There are also a lot of Gimp tutorials all over the web, and youtube videos.

I wish I could help you with that. :/ I'm very unfamiliar with GIMP. In fact, I had never heard of it until I joined this site.

kmpres (author)2012-11-19

Awesome instructible, thanks for sharing. I've often wondered how this black art worked. I have a question: Is it possible to derive a color photograph from a black and white one without "painting" pixels directly (colorizing)? It seems to me that color shifted photos look almost black and white so the steps ought to be similar. I have some pictures taken in the first half of the last century and would dearly like to see them in color without actually "colorizing" them. Is there software that can do this?

KathyTackettPhoto (author)kmpres2012-11-19

Unfortunately, no there isn't. :( If you were trying to turn a black and white photograph into a colored one without painting the individual colors in, the end result would be very monotone. instead of having, say the flower in the photograph be red, the whole image would be red.

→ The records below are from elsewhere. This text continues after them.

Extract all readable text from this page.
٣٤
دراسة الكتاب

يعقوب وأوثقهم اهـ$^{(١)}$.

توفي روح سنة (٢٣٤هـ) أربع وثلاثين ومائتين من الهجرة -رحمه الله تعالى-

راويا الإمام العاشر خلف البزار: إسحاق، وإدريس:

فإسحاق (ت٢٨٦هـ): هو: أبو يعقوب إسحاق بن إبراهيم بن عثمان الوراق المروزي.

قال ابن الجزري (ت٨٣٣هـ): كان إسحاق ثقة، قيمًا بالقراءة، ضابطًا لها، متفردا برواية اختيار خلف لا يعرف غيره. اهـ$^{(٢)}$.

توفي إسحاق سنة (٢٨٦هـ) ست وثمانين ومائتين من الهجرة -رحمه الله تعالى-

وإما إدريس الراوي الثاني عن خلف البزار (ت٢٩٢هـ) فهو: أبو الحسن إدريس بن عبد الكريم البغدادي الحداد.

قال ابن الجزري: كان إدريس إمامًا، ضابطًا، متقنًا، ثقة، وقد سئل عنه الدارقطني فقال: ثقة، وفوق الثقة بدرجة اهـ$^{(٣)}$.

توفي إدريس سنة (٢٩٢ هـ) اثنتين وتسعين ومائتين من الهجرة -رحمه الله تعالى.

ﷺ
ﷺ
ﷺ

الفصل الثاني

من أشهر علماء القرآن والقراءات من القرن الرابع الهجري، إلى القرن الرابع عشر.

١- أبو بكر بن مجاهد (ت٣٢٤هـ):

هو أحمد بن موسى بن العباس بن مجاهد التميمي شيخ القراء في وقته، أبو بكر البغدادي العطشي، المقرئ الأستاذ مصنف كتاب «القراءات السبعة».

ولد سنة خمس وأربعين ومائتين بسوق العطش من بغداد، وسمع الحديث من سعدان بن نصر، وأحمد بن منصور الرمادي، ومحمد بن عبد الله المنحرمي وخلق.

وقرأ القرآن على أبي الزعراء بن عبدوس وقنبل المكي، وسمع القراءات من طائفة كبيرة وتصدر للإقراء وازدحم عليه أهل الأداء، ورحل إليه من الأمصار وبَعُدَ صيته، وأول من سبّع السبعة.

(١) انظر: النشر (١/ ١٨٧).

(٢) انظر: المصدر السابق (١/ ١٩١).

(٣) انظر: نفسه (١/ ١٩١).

ndr1968 (author)2012-11-18

Needs about "plus 5" red. One on the right has a cyan cast to it.

Light_Lab (author)ndr19682012-11-18

On my screen it looks a bit greenish. That's the problem, there was a time when we nailed the colour to a print on paper and the colour balance is different as AnubisAndIsis says below.
Now we mostly look at pictures via LCD screens and the colours differ from monitor to monitor.
Here in the lab we calibrate our monitors with an i1 from Gretag MacBeth and keep libraries of ICC profiles. I also use special software to colour correct and for KathyTackettPhoto's test image I get quite a different result. BUT....despite the science I would actually warm the colours a little in the final "perfect" result.
Photography is still an art, the photographer knows what sort of effect they want to get. Even if exact realism is required the photographer was there and knows what is real. Ultimately they produce the result they want to depict in the display technology they have at hand.
It is always a good idea to calibrate your monitor and keep the ICC profile backed up.

Light_Lab (author)Light_Lab2012-11-18

Sorry about the duplicated image - some bug in the upload would not let me delete the copy.

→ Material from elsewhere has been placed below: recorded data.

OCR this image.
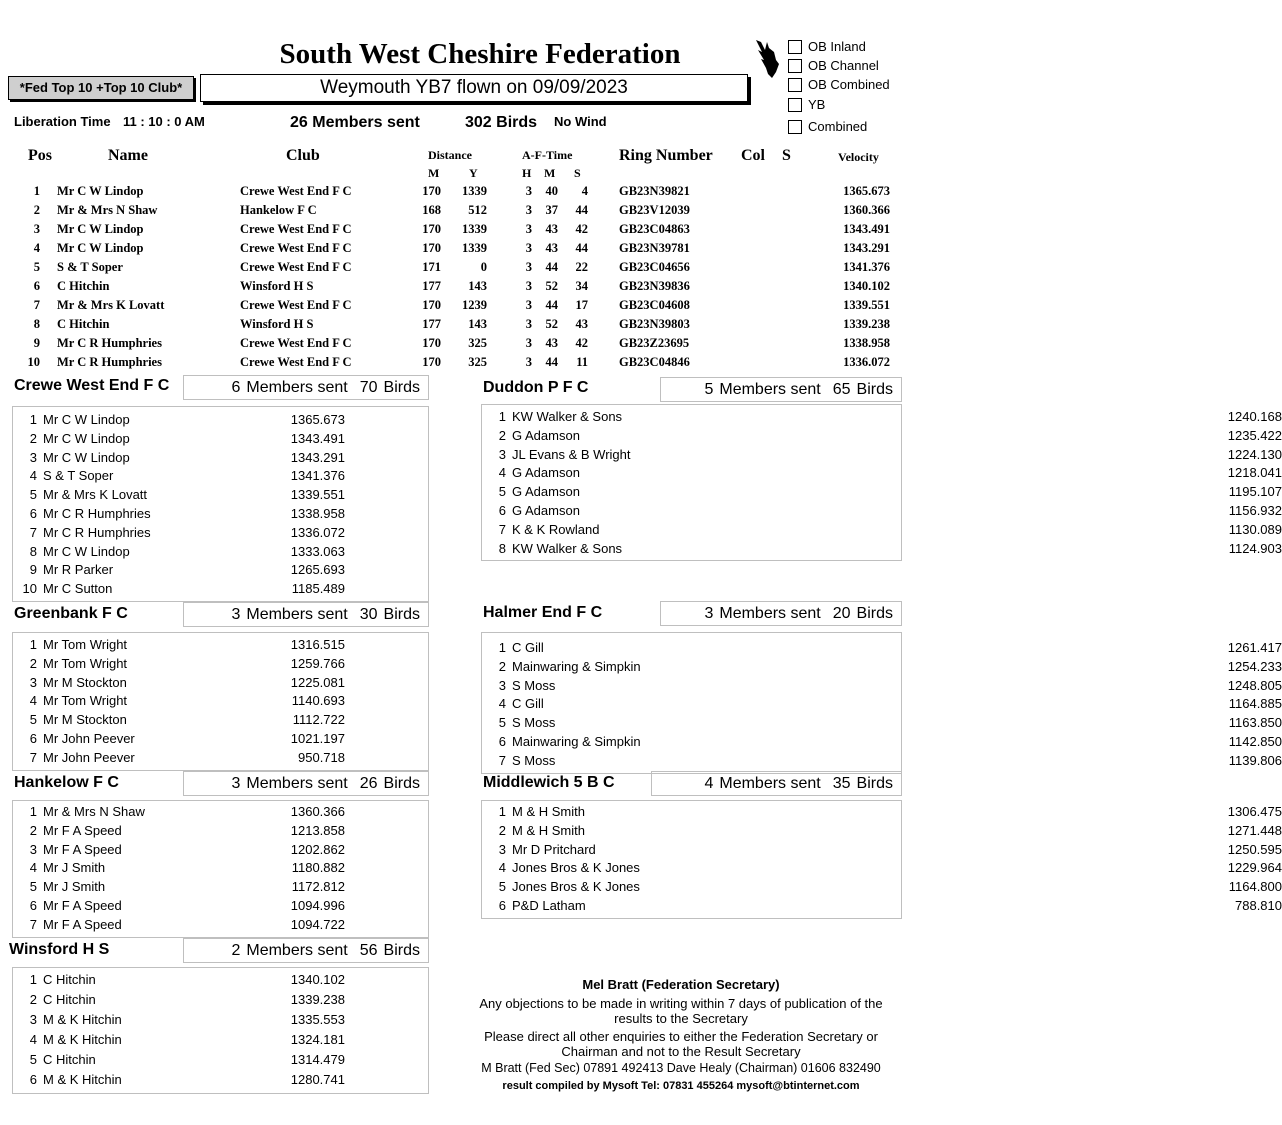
South West Cheshire Federation	OB Inland
OB Channel
OB Combined
YB
Combined
*Fed Top 10 +Top 10 Club*	Weymouth YB7 flown on 09/09/2023
Liberation Time 11 : 10 : 0 AM	26 Members sent	302 Birds No Wind
Pos	Name	Club	Distance	A-F-Time
M Y	H M S
Ring Number Col S	Velocity
1 Mr C W Lindop	Crewe West End F C	170	1339	3	40	4 GB23N39821	1365.673
2 Mr & Mrs N Shaw	Hankelow F C	168	512	3	37	44 GB23V12039	1360.366
3 Mr C W Lindop	Crewe West End F C	170	1339	3	43	42 GB23C04863	1343.491
4 Mr C W Lindop	Crewe West End F C	170	1339	3	43	44 GB23N39781	1343.291
5 S & T Soper	Crewe West End F C	171	0	3	44	22 GB23C04656	1341.376
6 C Hitchin	Winsford H S	177	143	3	52	34 GB23N39836	1340.102
7 Mr & Mrs K Lovatt	Crewe West End F C	170	1239	3	44	17 GB23C04608	1339.551
8 C Hitchin	Winsford H S	177	143	3	52	43 GB23N39803	1339.238
9 Mr C R Humphries	Crewe West End F C	170	325	3	43	42 GB23Z23695	1338.958
10 Mr C R Humphries	Crewe West End F C	170	325	3	44	11 GB23C04846	1336.072
Crewe West End F C	6 Members sent 70 Birds
1 Mr C W Lindop	1365.673
2 Mr C W Lindop	1343.491
3 Mr C W Lindop	1343.291
4 S & T Soper	1341.376
5 Mr & Mrs K Lovatt	1339.551
6 Mr C R Humphries	1338.958
7 Mr C R Humphries	1336.072
8 Mr C W Lindop	1333.063
9 Mr R Parker	1265.693
10 Mr C Sutton	1185.489
Duddon P F C	5 Members sent 65 Birds
1 KW Walker & Sons	1240.168
2 G Adamson	1235.422
3 JL Evans & B Wright	1224.130
4 G Adamson	1218.041
5 G Adamson	1195.107
6 G Adamson	1156.932
7 K & K Rowland	1130.089
8 KW Walker & Sons	1124.903
Greenbank F C	3 Members sent 30 Birds
1 Mr Tom Wright	1316.515
2 Mr Tom Wright	1259.766
3 Mr M Stockton	1225.081
4 Mr Tom Wright	1140.693
5 Mr M Stockton	1112.722
6 Mr John Peever	1021.197
7 Mr John Peever	950.718
Halmer End F C	3 Members sent 20 Birds
1 C Gill	1261.417
2 Mainwaring & Simpkin	1254.233
3 S Moss	1248.805
4 C Gill	1164.885
5 S Moss	1163.850
6 Mainwaring & Simpkin	1142.850
7 S Moss	1139.806
Hankelow F C	3 Members sent 26 Birds
1 Mr & Mrs N Shaw	1360.366
2 Mr F A Speed	1213.858
3 Mr F A Speed	1202.862
4 Mr J Smith	1180.882
5 Mr J Smith	1172.812
6 Mr F A Speed	1094.996
7 Mr F A Speed	1094.722
Middlewich 5 B C	4 Members sent 35 Birds
1 M & H Smith	1306.475
2 M & H Smith	1271.448
3 Mr D Pritchard	1250.595
4 Jones Bros & K Jones	1229.964
5 Jones Bros & K Jones	1164.800
6 P&D Latham	788.810
Winsford H S	2 Members sent 56 Birds
1 C Hitchin	1340.102
2 C Hitchin	1339.238
3 M & K Hitchin	1335.553
4 M & K Hitchin	1324.181
5 C Hitchin	1314.479
6 M & K Hitchin	1280.741
Mel Bratt (Federation Secretary)
Any objections to be made in writing within 7 days of publication of the
results to the Secretary
Please direct all other enquiries to either the Federation Secretary or
Chairman and not to the Result Secretary
M Bratt (Fed Sec) 07891 492413 Dave Healy (Chairman) 01606 832490
result compiled by Mysoft Tel: 07831 455264 mysoft@btinternet.com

triumphman (author)2012-11-15

I love that door! Looks like one I saw when I was in Switzerland! Thanks for bringing it back to my memory!

It's the front door of my friend's house! It's 400 years old!

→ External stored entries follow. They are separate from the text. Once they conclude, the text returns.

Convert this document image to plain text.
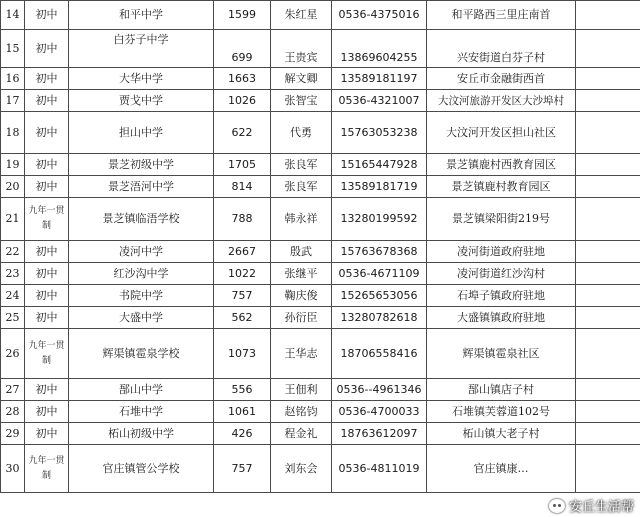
14	初中	和平中学	1599	朱红星	0536-4375016	和平路西三里庄南首	
15	初中	白芬子中学	699	王贵宾	13869604255	兴安街道白芬子村	
16	初中	大华中学	1663	解文卿	13589181197	安丘市金融街西首	
17	初中	贾戈中学	1026	张智宝	0536-4321007	大汶河旅游开发区大沙埠村	
18	初中	担山中学	622	代勇	15763053238	大汶河开发区担山社区	
19	初中	景芝初级中学	1705	张良军	15165447928	景芝镇鹿村西教育园区	
20	初中	景芝浯河中学	814	张良军	13589181719	景芝镇鹿村教育园区	
21	九年一贯制	景芝镇临浯学校	788	韩永祥	13280199592	景芝镇梁阳街219号	
22	初中	凌河中学	2667	殷武	15763678368	凌河街道政府驻地	
23	初中	红沙沟中学	1022	张继平	0536-4671109	凌河街道红沙沟村	
24	初中	书院中学	757	鞠庆俊	15265653056	石埠子镇政府驻地	
25	初中	大盛中学	562	孙衍臣	13280782618	大盛镇镇政府驻地	
26	九年一贯制	辉渠镇雹泉学校	1073	王华志	18706558416	辉渠镇雹泉社区	
27	初中	郚山中学	556	王佃利	0536--4961346	郚山镇店子村	
28	初中	石堆中学	1061	赵铭钧	0536-4700033	石堆镇芙蓉道102号	
29	初中	柘山初级中学	426	程金礼	18763612097	柘山镇大老子村	
30	九年一贯制	官庄镇管公学校	757	刘东会	0536-4811019	官庄镇康…	
安丘生活帮
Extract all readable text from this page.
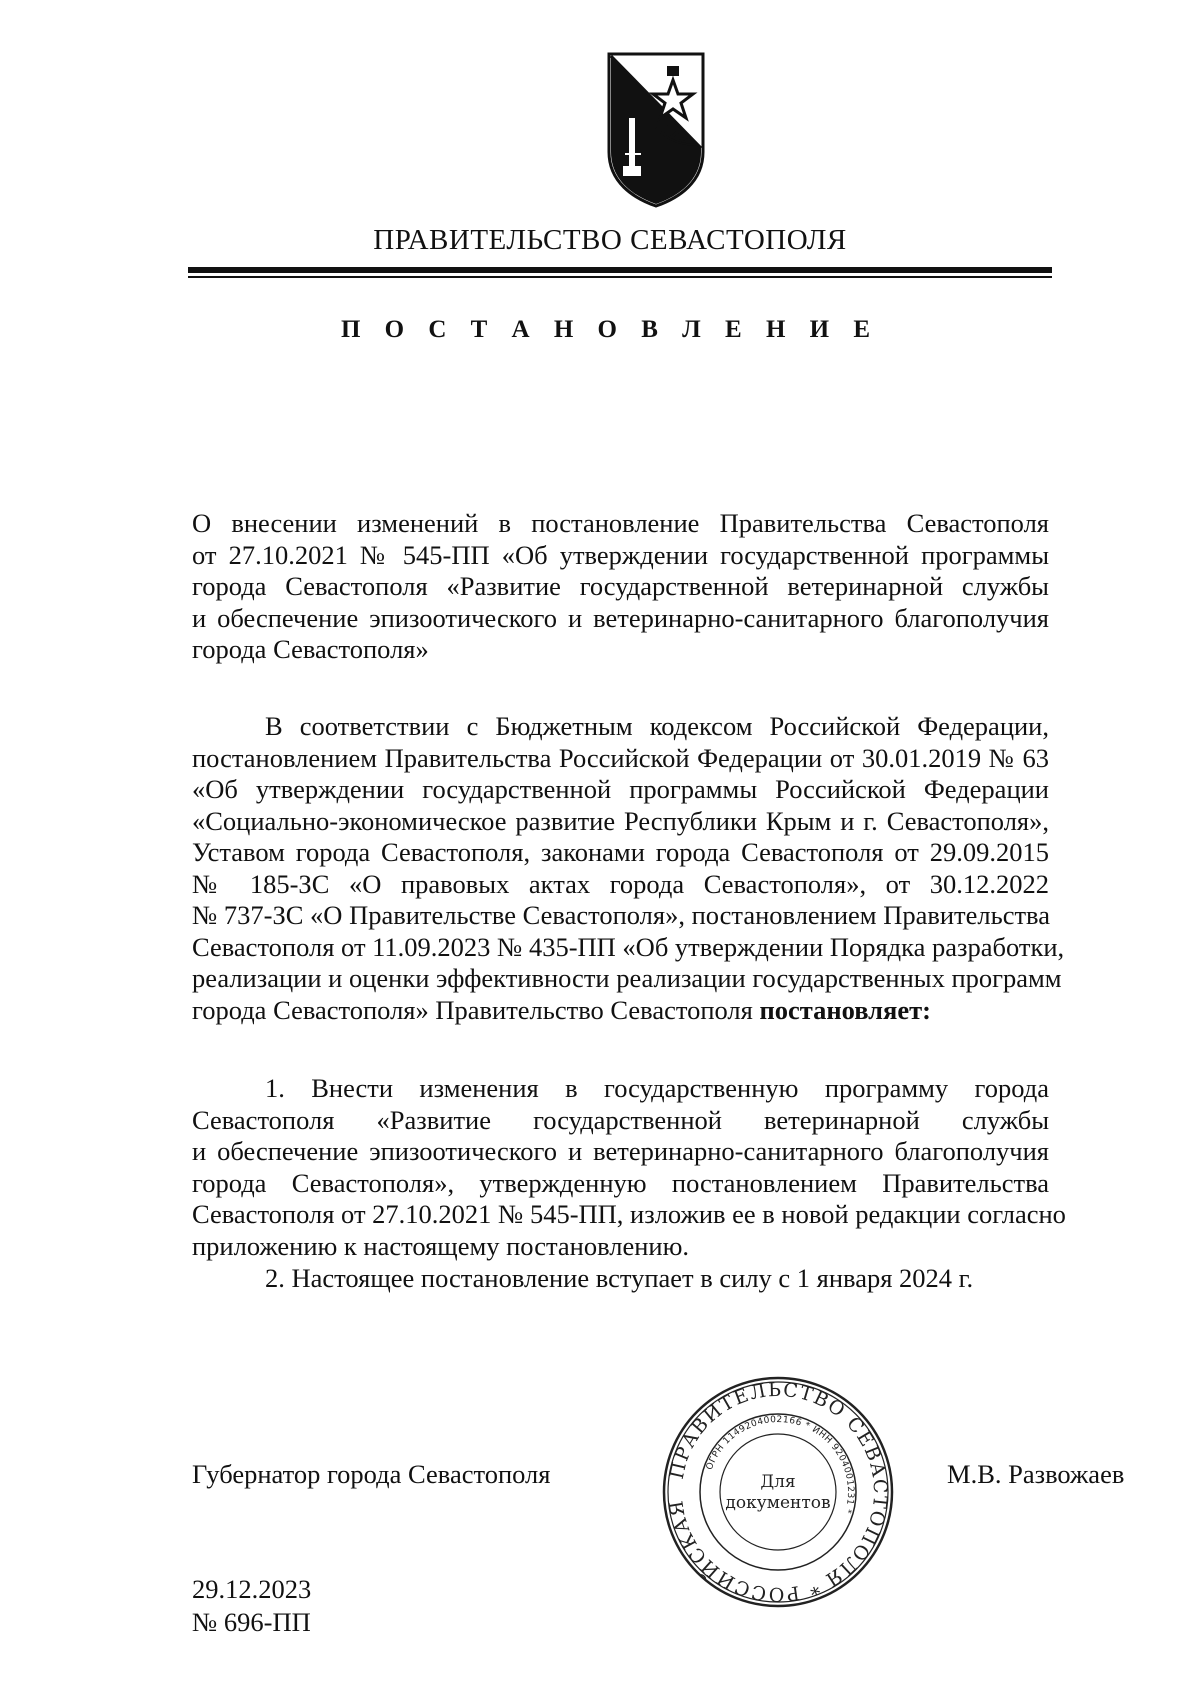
ПРАВИТЕЛЬСТВО СЕВАСТОПОЛЯ
П О С Т А Н О В Л Е Н И Е
О внесении изменений в постановление Правительства Севастополя
от 27.10.2021 № 545-ПП «Об утверждении государственной программы
города Севастополя «Развитие государственной ветеринарной службы
и обеспечение эпизоотического и ветеринарно-санитарного благополучия
города Севастополя»
В соответствии с Бюджетным кодексом Российской Федерации,
постановлением Правительства Российской Федерации от 30.01.2019 № 63
«Об утверждении государственной программы Российской Федерации
«Социально-экономическое развитие Республики Крым и г. Севастополя»,
Уставом города Севастополя, законами города Севастополя от 29.09.2015
№ 185-ЗС «О правовых актах города Севастополя», от 30.12.2022
№ 737-ЗС «О Правительстве Севастополя», постановлением Правительства
Севастополя от 11.09.2023 № 435-ПП «Об утверждении Порядка разработки,
реализации и оценки эффективности реализации государственных программ
города Севастополя» Правительство Севастополя постановляет:
1. Внести изменения в государственную программу города
Севастополя «Развитие государственной ветеринарной службы
и обеспечение эпизоотического и ветеринарно-санитарного благополучия
города Севастополя», утвержденную постановлением Правительства
Севастополя от 27.10.2021 № 545-ПП, изложив ее в новой редакции согласно
приложению к настоящему постановлению.
2. Настоящее постановление вступает в силу с 1 января 2024 г.
Губернатор города Севастополя	М.В. Развожаев
ПРАВИТЕЛЬСТВО СЕВАСТОПОЛЯ * РОССИЙСКАЯ
ОГРН 1149204002166 * ИНН 9204001231 *
Для
документов
29.12.2023
№ 696-ПП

AnubisAndIsis (author)2012-11-16

A better approach is to check your endpoints first, then move curves only if there is a need to adjust tones. Changes in curves of any kind affect tones, which affects contrast, which you can see in your end result - although you've balanced the color, there is a loss in contrast in many of your three-quarter and quarter-tones. For offset printing, to avoid posterizing at the last printable dot, set the white points to around 1% MYK 2-3%C, and blacks from 80-90% CMY and 95% K, depending on your gray replacement and/or under color removal model. The C shift is required due to the natural inclination to perceive "bluish" as balanced, perfectly balanced numbers look reddish and muddy (and works better due to color contamination as a result of the limitations of printing pigments.)

You can then locate the 50% tonal areas and just note the balance - after adjusting the endpoints it should be fairly balanced. If not, use the hue/saturation tools to MOVE the colors, not bend the tonal curves.

The above is for optimum offset printing specs, you'd handle it similarly with RGB.